Not at all bad. Mind, after Shambles comments about how at least this time we wouldn't be upstaged by Jeffrey Archer getting banged up, like the last time something like this happened, what do I see on the newspaper hoardings coming down: "Giant Asteroid on Collision Course with Earth".
Anyway we got in a few songs and tunes, though they wouldn't let ordinary people like us into the private do with Billy Bragg and the MPs in the cellar. But Billy came out and did a bit of stuff with us for the medua, picking on "I fought the Law" as his theme song for us to do with him. A bit defeatist. So Shambles switched it to "Time to make some changes", which is effectively the same tune anyway, but better words.
One of the policeman around was said to have told someone he played the uilleann pipes, and wished us good luck - and another to have asked if we could sing any Rebel Songs.
After we split up I drifted into the national gallery, and chanced upon a free concert of wind instruments, by students from the Royal College of Music.
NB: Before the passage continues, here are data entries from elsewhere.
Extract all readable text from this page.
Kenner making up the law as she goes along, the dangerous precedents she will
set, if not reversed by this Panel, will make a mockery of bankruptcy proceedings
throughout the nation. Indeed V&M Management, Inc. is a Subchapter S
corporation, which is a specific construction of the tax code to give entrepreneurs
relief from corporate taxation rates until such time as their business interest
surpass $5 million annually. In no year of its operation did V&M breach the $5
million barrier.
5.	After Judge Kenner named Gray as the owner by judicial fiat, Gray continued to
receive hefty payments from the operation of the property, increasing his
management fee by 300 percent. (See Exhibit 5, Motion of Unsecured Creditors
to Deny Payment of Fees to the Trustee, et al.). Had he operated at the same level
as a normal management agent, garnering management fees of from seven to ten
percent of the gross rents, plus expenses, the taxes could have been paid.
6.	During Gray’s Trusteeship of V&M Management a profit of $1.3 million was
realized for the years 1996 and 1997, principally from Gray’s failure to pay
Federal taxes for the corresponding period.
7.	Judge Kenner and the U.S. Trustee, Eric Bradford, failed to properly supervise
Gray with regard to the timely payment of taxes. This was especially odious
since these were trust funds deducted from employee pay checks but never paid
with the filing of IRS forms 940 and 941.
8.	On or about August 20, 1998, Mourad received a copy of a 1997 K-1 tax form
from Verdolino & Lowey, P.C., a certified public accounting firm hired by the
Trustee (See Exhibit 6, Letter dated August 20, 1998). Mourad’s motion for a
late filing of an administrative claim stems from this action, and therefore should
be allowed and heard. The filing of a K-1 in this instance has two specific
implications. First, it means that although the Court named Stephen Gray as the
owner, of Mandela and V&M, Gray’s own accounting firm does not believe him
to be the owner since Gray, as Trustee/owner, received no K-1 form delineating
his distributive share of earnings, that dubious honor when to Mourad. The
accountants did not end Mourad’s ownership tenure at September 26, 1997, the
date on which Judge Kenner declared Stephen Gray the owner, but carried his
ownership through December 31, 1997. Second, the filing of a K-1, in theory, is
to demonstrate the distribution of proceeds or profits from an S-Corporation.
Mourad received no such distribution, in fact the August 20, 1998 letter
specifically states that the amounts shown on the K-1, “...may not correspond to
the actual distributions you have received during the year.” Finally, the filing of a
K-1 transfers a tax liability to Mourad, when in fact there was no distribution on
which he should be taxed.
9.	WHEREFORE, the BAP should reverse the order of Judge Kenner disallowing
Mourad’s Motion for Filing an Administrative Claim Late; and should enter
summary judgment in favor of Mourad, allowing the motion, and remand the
Whether they had a PEL I wouldn't know. And there was a free Braziliand Salsa Concert down in the crypt of St Martins in the Fields. So there is still music around, if you know where to look for it.
But walking back to the station I passed pub after pub, and one cafe and eating place after another - and it occurred to me that, though they differed enormously, they all had one thing in common. No live music.
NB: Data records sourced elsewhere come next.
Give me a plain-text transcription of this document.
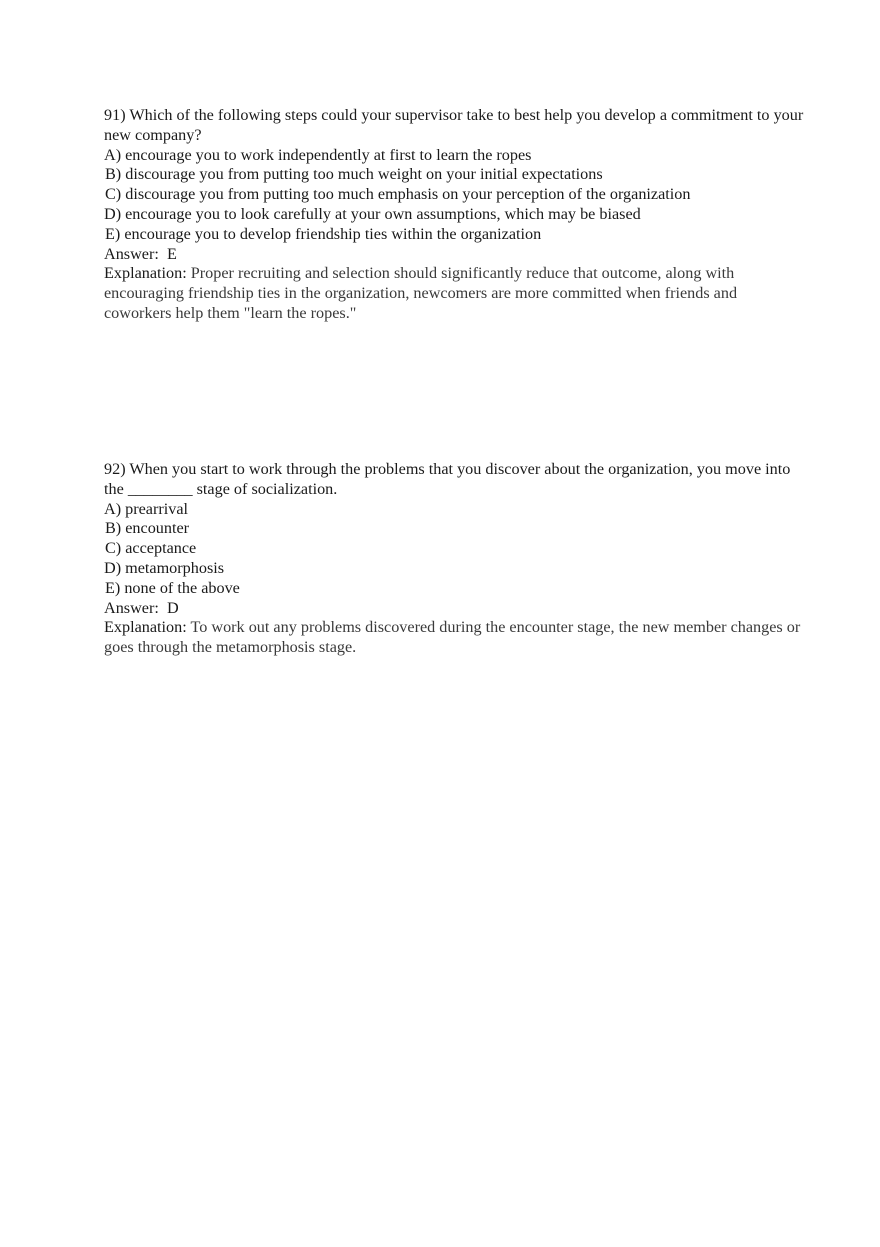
91) Which of the following steps could your supervisor take to best help you develop a commitment to your new company?
A) encourage you to work independently at first to learn the ropes
B) discourage you from putting too much weight on your initial expectations
C) discourage you from putting too much emphasis on your perception of the organization
D) encourage you to look carefully at your own assumptions, which may be biased
E) encourage you to develop friendship ties within the organization
Answer: E
Explanation: Proper recruiting and selection should significantly reduce that outcome, along with encouraging friendship ties in the organization, newcomers are more committed when friends and coworkers help them "learn the ropes."
92) When you start to work through the problems that you discover about the organization, you move into the ________ stage of socialization.
A) prearrival
B) encounter
C) acceptance
D) metamorphosis
E) none of the above
Answer: D
Explanation: To work out any problems discovered during the encounter stage, the new member changes or goes through the metamorphosis stage.
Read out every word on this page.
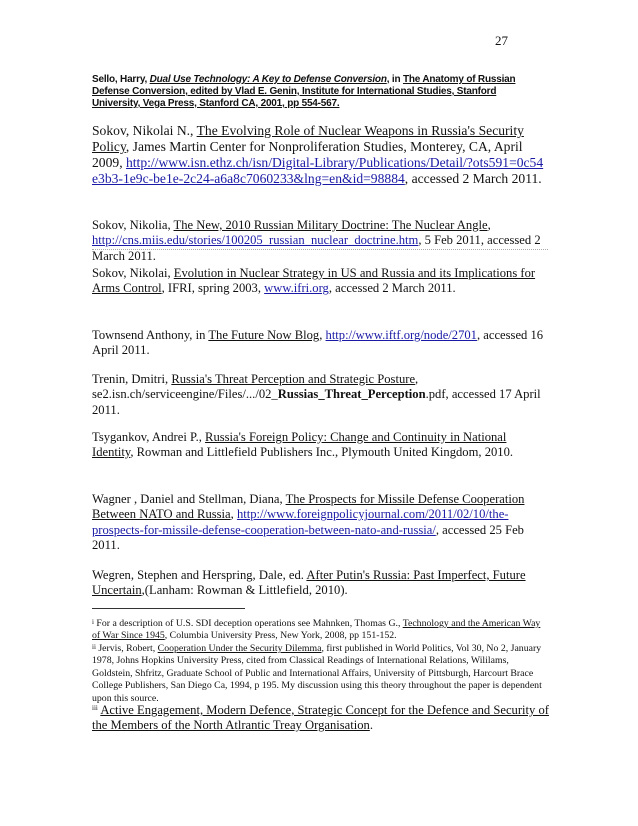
27
Sello, Harry, Dual Use Technology: A Key to Defense Conversion, in The Anatomy of Russian Defense Conversion, edited by Vlad E. Genin, Institute for International Studies, Stanford University, Vega Press, Stanford CA, 2001, pp 554-567.
Sokov, Nikolai N., The Evolving Role of Nuclear Weapons in Russia's Security Policy, James Martin Center for Nonproliferation Studies, Monterey, CA, April 2009, http://www.isn.ethz.ch/isn/Digital-Library/Publications/Detail/?ots591=0c54e3b3-1e9c-be1e-2c24-a6a8c7060233&lng=en&id=98884, accessed 2 March 2011.
Sokov, Nikolia, The New, 2010 Russian Military Doctrine: The Nuclear Angle, http://cns.miis.edu/stories/100205_russian_nuclear_doctrine.htm, 5 Feb 2011, accessed 2 March 2011.
Sokov, Nikolai, Evolution in Nuclear Strategy in US and Russia and its Implications for Arms Control, IFRI, spring 2003, www.ifri.org, accessed 2 March 2011.
Townsend Anthony, in The Future Now Blog, http://www.iftf.org/node/2701, accessed 16 April 2011.
Trenin, Dmitri, Russia's Threat Perception and Strategic Posture, se2.isn.ch/serviceengine/Files/.../02_Russias_Threat_Perception.pdf, accessed 17 April 2011.
Tsygankov, Andrei P., Russia's Foreign Policy: Change and Continuity in National Identity, Rowman and Littlefield Publishers Inc., Plymouth United Kingdom, 2010.
Wagner , Daniel and Stellman, Diana, The Prospects for Missile Defense Cooperation Between NATO and Russia, http://www.foreignpolicyjournal.com/2011/02/10/the-prospects-for-missile-defense-cooperation-between-nato-and-russia/, accessed 25 Feb 2011.
Wegren, Stephen and Herspring, Dale, ed. After Putin's Russia: Past Imperfect, Future Uncertain,(Lanham: Rowman & Littlefield, 2010).
$^i$ For a description of U.S. SDI deception operations see Mahnken, Thomas G., Technology and the American Way of War Since 1945, Columbia University Press, New York, 2008, pp 151-152.
$^{ii}$ Jervis, Robert, Cooperation Under the Security Dilemma, first published in World Politics, Vol 30, No 2, January 1978, Johns Hopkins University Press, cited from Classical Readings of International Relations, Wililams, Goldstein, Shfritz, Graduate School of Public and International Affairs, University of Pittsburgh, Harcourt Brace College Publishers, San Diego Ca, 1994, p 195. My discussion using this theory throughout the paper is dependent upon this source.
$^{iii}$ Active Engagement, Modern Defence, Strategic Concept for the Defence and Security of the Members of the North Atlrantic Treay Organisation.
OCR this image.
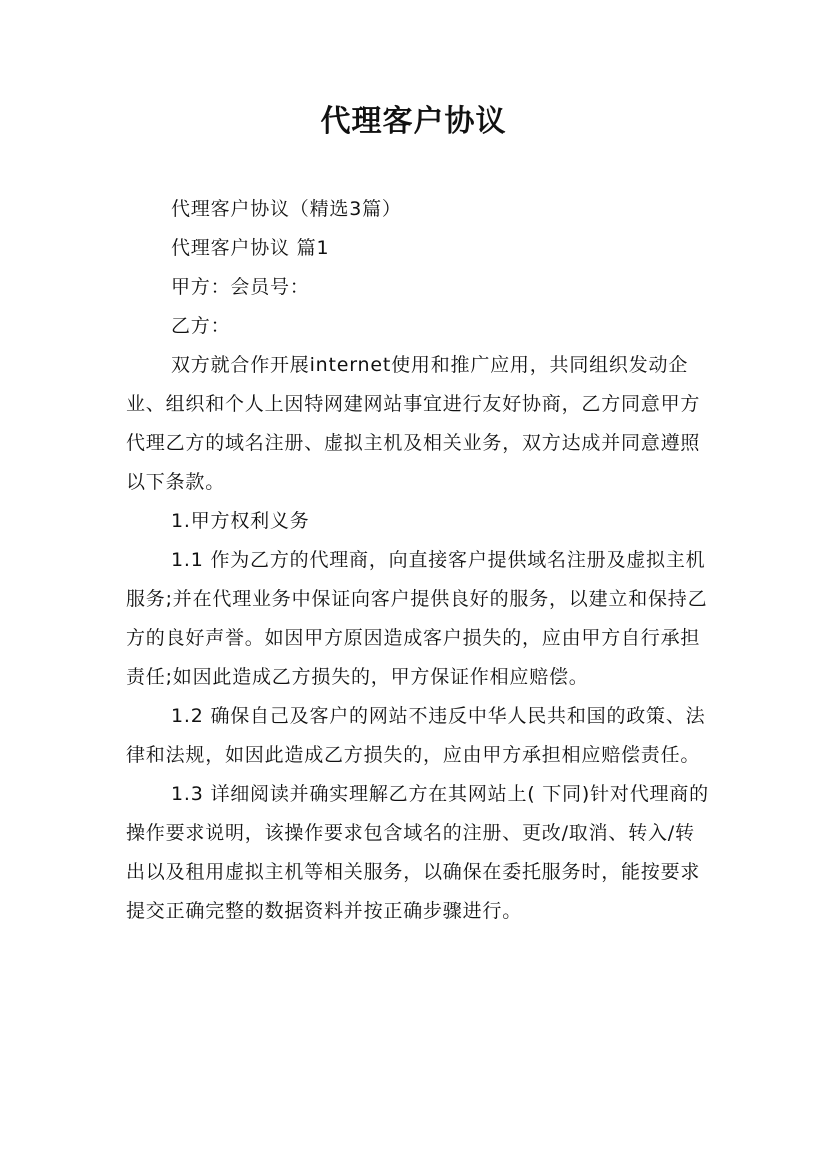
代理客户协议

代理客户协议（精选3篇）

代理客户协议 篇1

甲方：会员号：

乙方：

双方就合作开展internet使用和推广应用，共同组织发动企业、组织和个人上因特网建网站事宜进行友好协商，乙方同意甲方代理乙方的域名注册、虚拟主机及相关业务，双方达成并同意遵照以下条款。

1.甲方权利义务

1.1 作为乙方的代理商，向直接客户提供域名注册及虚拟主机服务;并在代理业务中保证向客户提供良好的服务，以建立和保持乙方的良好声誉。如因甲方原因造成客户损失的，应由甲方自行承担责任;如因此造成乙方损失的，甲方保证作相应赔偿。

1.2 确保自己及客户的网站不违反中华人民共和国的政策、法律和法规，如因此造成乙方损失的，应由甲方承担相应赔偿责任。

1.3 详细阅读并确实理解乙方在其网站上( 下同)针对代理商的操作要求说明，该操作要求包含域名的注册、更改/取消、转入/转出以及租用虚拟主机等相关服务，以确保在委托服务时，能按要求提交正确完整的数据资料并按正确步骤进行。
In fact the only live music I heard was down in the underground - two really good buskers, a white bloke with a fiddle and a black bloke with a guitar. And no sooner had they started playing when up came the London Transport man, and apologetically ordered them off. And then on the train, the sound of a melodian, and it was a very young girl busking, and not at all bad, considering she was having to lay single handed with a paper cup in the other hand for the money, and not much of that.
It struck me as very appropriate that in both cases the music was illegal. Like most music in the Land of Hope and Glory.
Oh yes - and as I was walking down to the Red Lion, passing the Household Artillery sentries in their horses, what do I see lying in the road in front of me. A dead rat. You couldn't make it up.